Tuesday, November 29, 2011

unheld yoga pose

mommy and me yoga took a new turn this week. today was the first class we had been to since Kenz was actively on the move, and boy was she ever today. our regular classes had her sitting beside me on a blanket, playing with toys, snacking and wandering about a foot away when not crawling on me. today she was off to explore and on the move the entire time. she was on everyone's mat, 'borrowing' toys without asking, chasing the other moving babies and still climbing on me. it is near impossible to get a good pose when you are always watching the baby crawl somewhere, and then running to grab her before she smacks a sleeping kid, or gets hit by a mother not seeing her on their mat. I hit a full sprint mid pose a few times today. she may be getting to an age where yoga doesn't work anymore....which will be sad. I was out of classes at then end of today and bought the 5 class package again, in hopes it works out for 5 more weeks.

Friday, November 18, 2011

all you can do is build it

We bought a second car seat last night which came in a big box. I immediately knew I needed to make a fort for the babes out of this. It is not the first big box to come through these doors in the last short while and I am kicking myself for throwing out the last one - it was an awesome one.

I taped it shut again to make it a sealed unit and started to cut a door in one side. I was pretty pumped about the image in my head and how it would turn out. On the front side, I cut a door that has a small handle cut out and a window. On the right I made a doggy door and then additional windows on the back and left.

In my head it is super awesome. In reality none of the cuts line up all that well and it looks like a kindergarten student hacked it with safety scissors. I suppose it is rustic. Regardless, I made what I thought was a cool fort/house/castle for the wee girl.

The baby is fascinated with crawling under tables, through the ironing board, over toys and exploring in general. I really thought she would be pumped to crawl through this little space, in through the door and out through the doggy door. I thought the windows would be a cool spot to play peek a boo with her.....but alas she finds it icky. She had no desire to venture in and a strong desire to get out when placed in there by a needy mom.

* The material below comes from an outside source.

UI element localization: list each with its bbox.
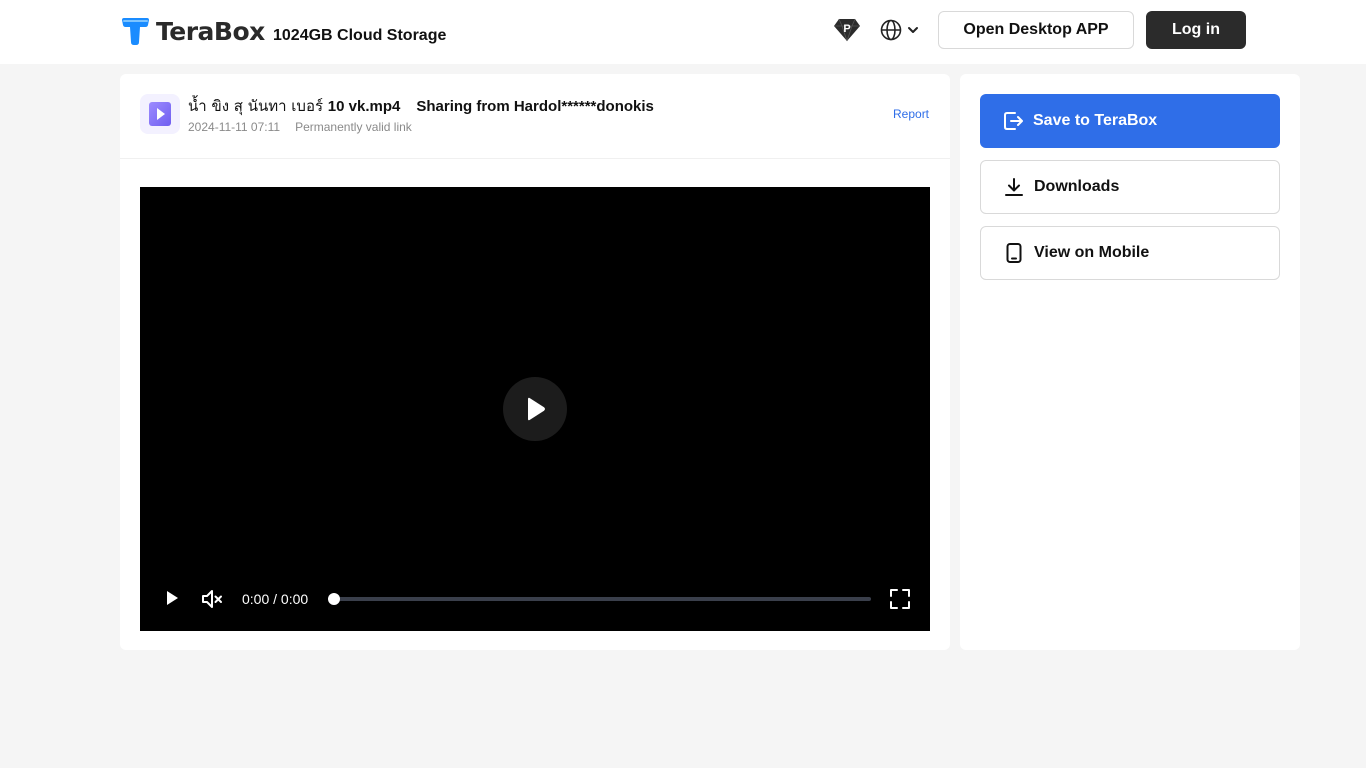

The sunny side to the story is that the dog loves it. He ran in through the front door and back out through the doggy door. He took a few toys in and lay down inside. I suppose that one small being getting joy from it was the intention of making it, so the day was a success.

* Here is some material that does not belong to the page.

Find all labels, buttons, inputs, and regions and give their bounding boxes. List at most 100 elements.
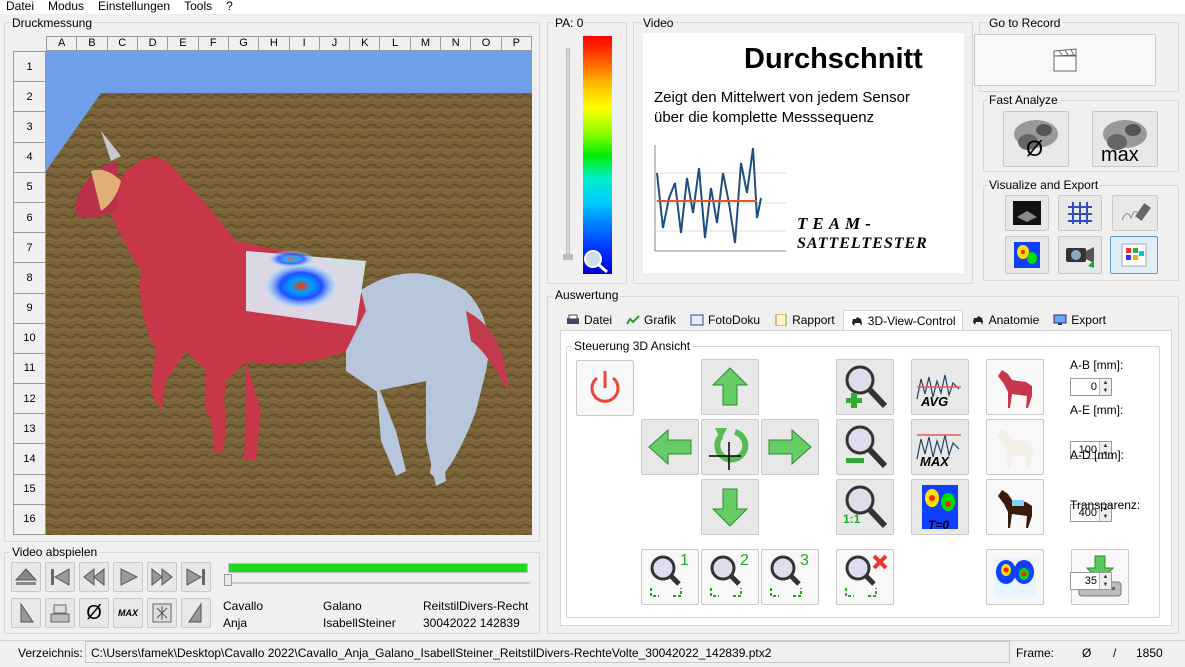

Wednesday, November 9, 2011

timeline and to do's

I have set a fake time line in my head that attaches some parental to do's to it.
My babe is growing up and I am starting to see the return to work on the horizon. It is still 4 months away and that is a significant amount of time, but I am sensing the need to prepare. Is there never a moment to just enjoy babies? I feel like I am always prepping for the next step.

This preparation is more for me....I think. Currently, the situation is this: The baby is breastfed all the time and eats 3ish meals a day. She has refused a bottle, but is starting on a sippy cup. She feeds to sleep for naps and bedtime. As I will not be going to daycare with her, I need to find a way for her to nap without feeding to sleep and to take milk from a sippy if she needs it during the day.

At 9m babies are to have a transition in how they eat. Currently is is always milk offered first, then solids. This does a flip at 9m and she will begin eating more hopefully. My goals were to get her onto this new routine and then at 10m start to prep for daycare. That gives me 2 months to try a sippy cup before nap and just cuddles to sleep and to replace 1 or 2 feeds during the day with a snack. We are going to continue to breastfeed morning and night for a while after daycare starts.

At 11m I am hoping to start her at the daycare 1 day a week for the first week, then 2 days for week 2 and 3 and then 3 days for week 4. I think this transition is just for me as well. I guess it will help her adjust to their routine and how to 'survive' without me hovering over her.

I see the appeal of a SAHM on some levels. I am sure I will be happy to be back at work though too and into an adult life again. I know my bank account is pleading for me to go back early, but it will never win.